We are a nation of creative, hustlers, dreamers, builders. Do we risk becoming irrelevant in a world where machines do our jobs faster and better?
What happens when a prompt — just a few words — can produce what took someone years of sweat to perfect? It’s not just a job issue. It’s an identity issue!
Are we finally going to become Sophisticated… But Jobless?
We might be on the verge of raising a generation of sophisticatedly unemployed people. Smart. Ambitious. Highly educated.
But displaced by tools built in Silicon Valley — by people who don’t even know where Osun State is. Is that alarmist? No — it’s realistic. But realism doesn’t mean panic. It means preparation.
Are we on track?
This isn’t about resisting innovation — far from it. I’m proudly part of Nigeria’s tech ecosystem. I believe AI can help us solve big problems — in healthcare, education, agriculture, even governance. But we can’t afford lazy excitement. We need active imagination.

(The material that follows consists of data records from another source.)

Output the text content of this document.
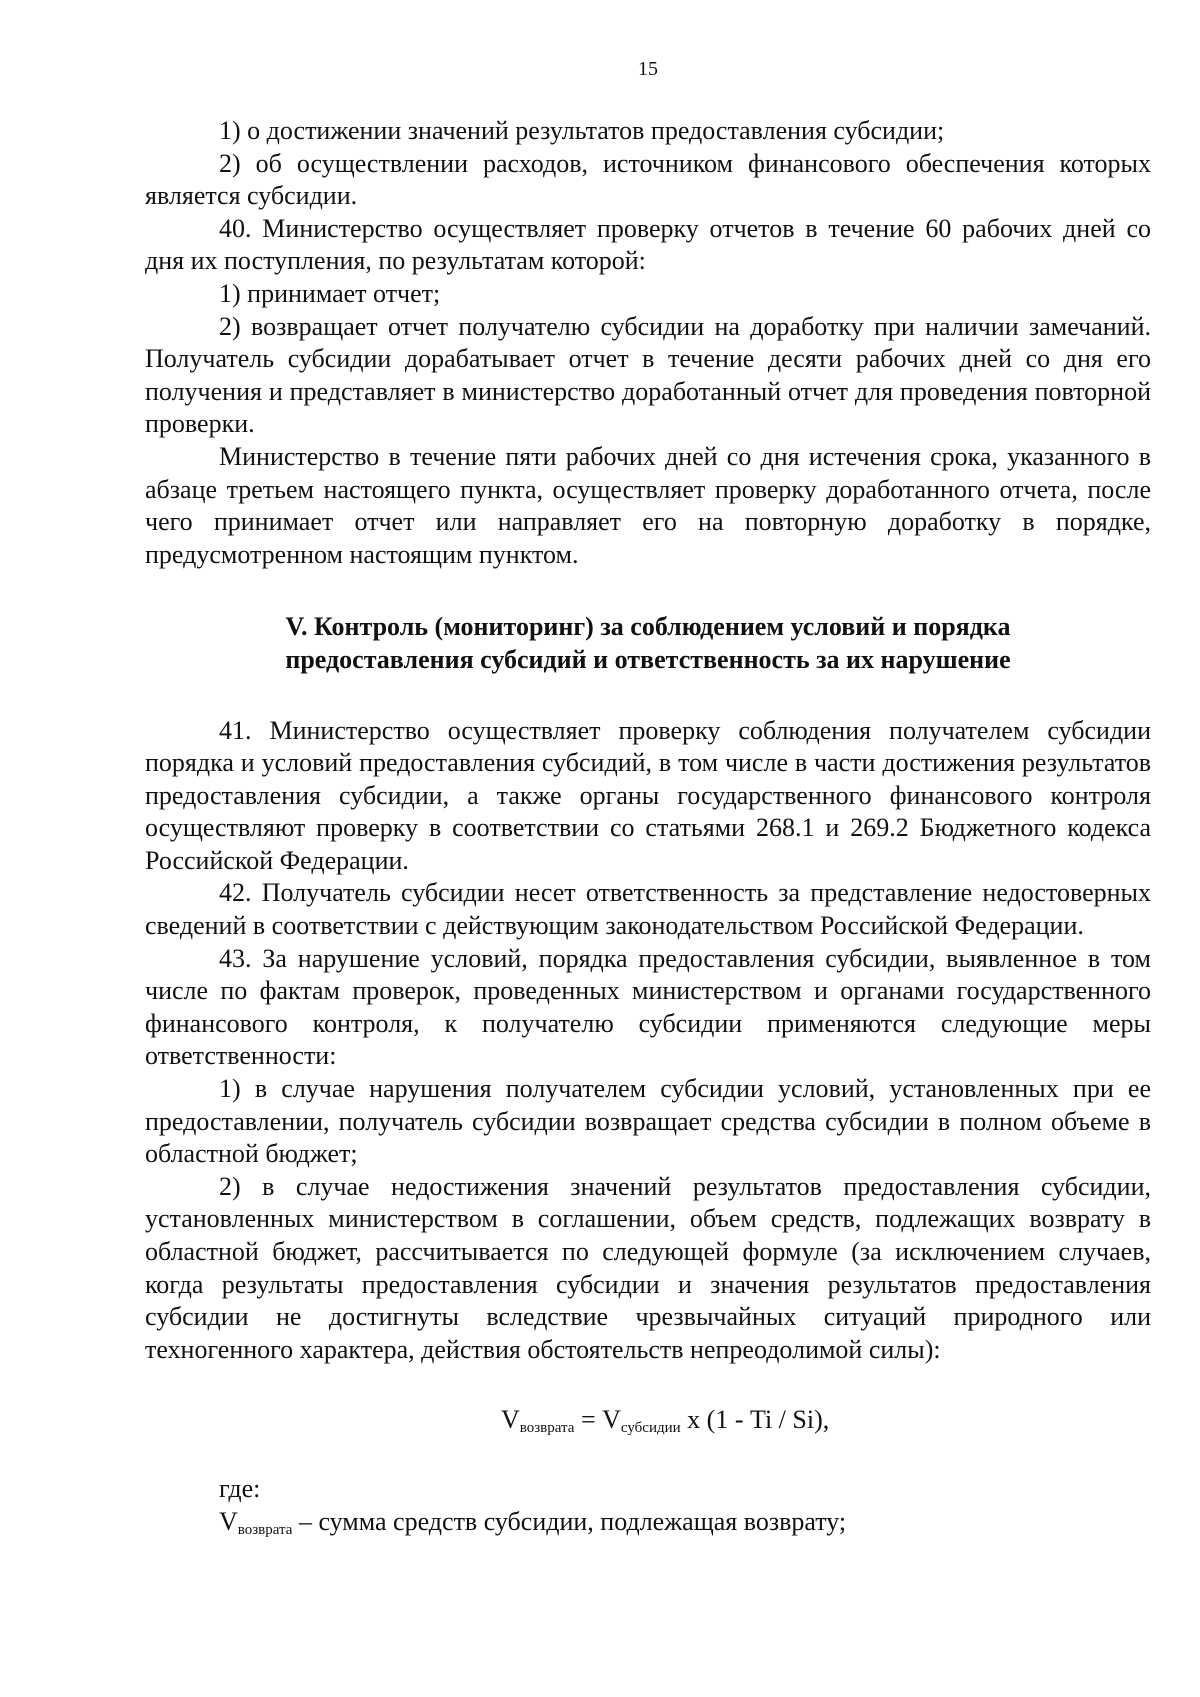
15

1) о достижении значений результатов предоставления субсидии;

2) об осуществлении расходов, источником финансового обеспечения которых является субсидии.

40. Министерство осуществляет проверку отчетов в течение 60 рабочих дней со дня их поступления, по результатам которой:

1) принимает отчет;

2) возвращает отчет получателю субсидии на доработку при наличии замечаний. Получатель субсидии дорабатывает отчет в течение десяти рабочих дней со дня его получения и представляет в министерство доработанный отчет для проведения повторной проверки.

Министерство в течение пяти рабочих дней со дня истечения срока, указанного в абзаце третьем настоящего пункта, осуществляет проверку доработанного отчета, после чего принимает отчет или направляет его на повторную доработку в порядке, предусмотренном настоящим пунктом.

V. Контроль (мониторинг) за соблюдением условий и порядка
предоставления субсидий и ответственность за их нарушение

41. Министерство осуществляет проверку соблюдения получателем субсидии порядка и условий предоставления субсидий, в том числе в части достижения результатов предоставления субсидии, а также органы государственного финансового контроля осуществляют проверку в соответствии со статьями 268.1 и 269.2 Бюджетного кодекса Российской Федерации.

42. Получатель субсидии несет ответственность за представление недостоверных сведений в соответствии с действующим законодательством Российской Федерации.

43. За нарушение условий, порядка предоставления субсидии, выявленное в том числе по фактам проверок, проведенных министерством и органами государственного финансового контроля, к получателю субсидии применяются следующие меры ответственности:

1) в случае нарушения получателем субсидии условий, установленных при ее предоставлении, получатель субсидии возвращает средства субсидии в полном объеме в областной бюджет;

2) в случае недостижения значений результатов предоставления субсидии, установленных министерством в соглашении, объем средств, подлежащих возврату в областной бюджет, рассчитывается по следующей формуле (за исключением случаев, когда результаты предоставления субсидии и значения результатов предоставления субсидии не достигнуты вследствие чрезвычайных ситуаций природного или техногенного характера, действия обстоятельств непреодолимой силы):

$V_{возврата} = V_{субсидии}$ х (1 - Ti / Si),

где:

$V_{возврата}$ – сумма средств субсидии, подлежащая возврату;
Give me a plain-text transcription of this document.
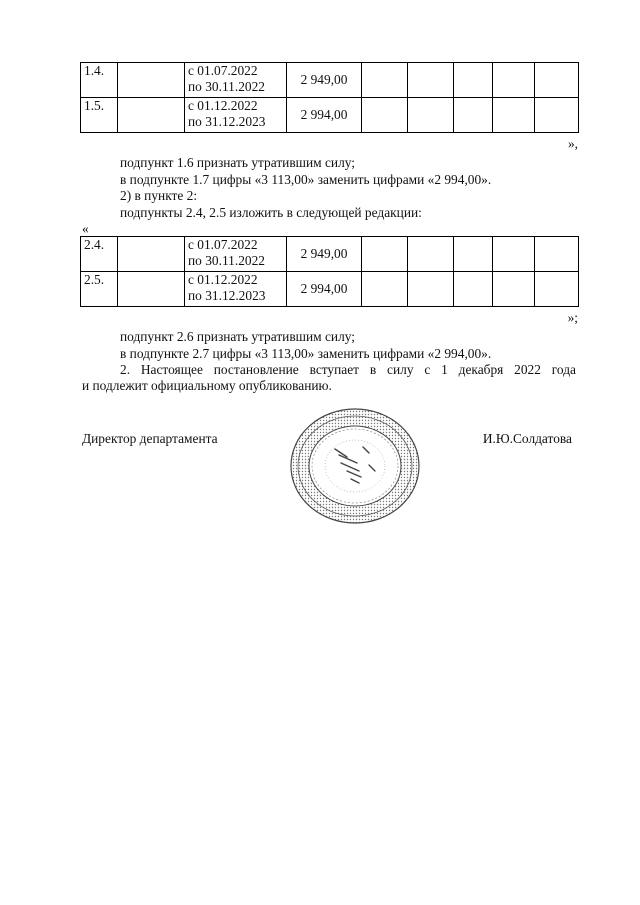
1.4.		с 01.07.2022
по 30.11.2022	2 949,00					
1.5.		с 01.12.2022
по 31.12.2023	2 994,00					
»,
подпункт 1.6 признать утратившим силу;
в подпункте 1.7 цифры «3 113,00» заменить цифрами «2 994,00».
2) в пункте 2:
подпункты 2.4, 2.5 изложить в следующей редакции:
«
2.4.		с 01.07.2022
по 30.11.2022	2 949,00					
2.5.		с 01.12.2022
по 31.12.2023	2 994,00					
»;
подпункт 2.6 признать утратившим силу;
в подпункте 2.7 цифры «3 113,00» заменить цифрами «2 994,00».
2. Настоящее постановление вступает в силу с 1 декабря 2022 года
и подлежит официальному опубликованию.
Директор департамента	И.Ю.Солдатова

We need to Build our own AI models (trained on African languages, Nigerian realities, and local problems), Revamp education(focus on critical thinking, not just certificates), Empower the creative industries (to see AI as a collaborator, not competition), Lead from the front —not always from behind.
Because let’s be honest, the future won’t wait and AI won’t ask for our permission to change the rules.
Is there still Hope for us?
Despite all the challenges, I believe in the Nigerian spirit. I’ve seen young Nigerians turn nothing into something, time and time again.
I don’t believe any machine can write our story for us — unless we let it. But we have to stay awake, we have to be strategic, we have to be audacious enough to build, not just consume.
My Final Thoughts: Let us start Asking Better Questions
The question isn’t “Will AI shape the future?” It’s: “What role will Nigeria play in creating that future?”
But even before we answer that, maybe we need to ask better questions: Is the idea of work about to be redefined?, Are we — after centuries of struggle — about to find ourselves back at square one?, If Africa doesn’t shape this technology, what will our future look like as mere consumers?
These are uncomfortable questions but from the right questions come the right actions. The future doesn’t belong to the loudest or the fastest. It belongs to those who ask the right questions early —and have the courage to build the answers.
About the Author
Akeem Hassan is an ecosystem builder and innovation adviser to the Lagos State Commissioner for Innovation, Science and Technology.
Passionate about the intersection of technology, governance, and African prosperity, he works at the forefront of Nigeria’s innovation ecosystem — building bridges between policy, creativity, and the future.
He believes Africa must not just adopt technology, but help define its next chapters.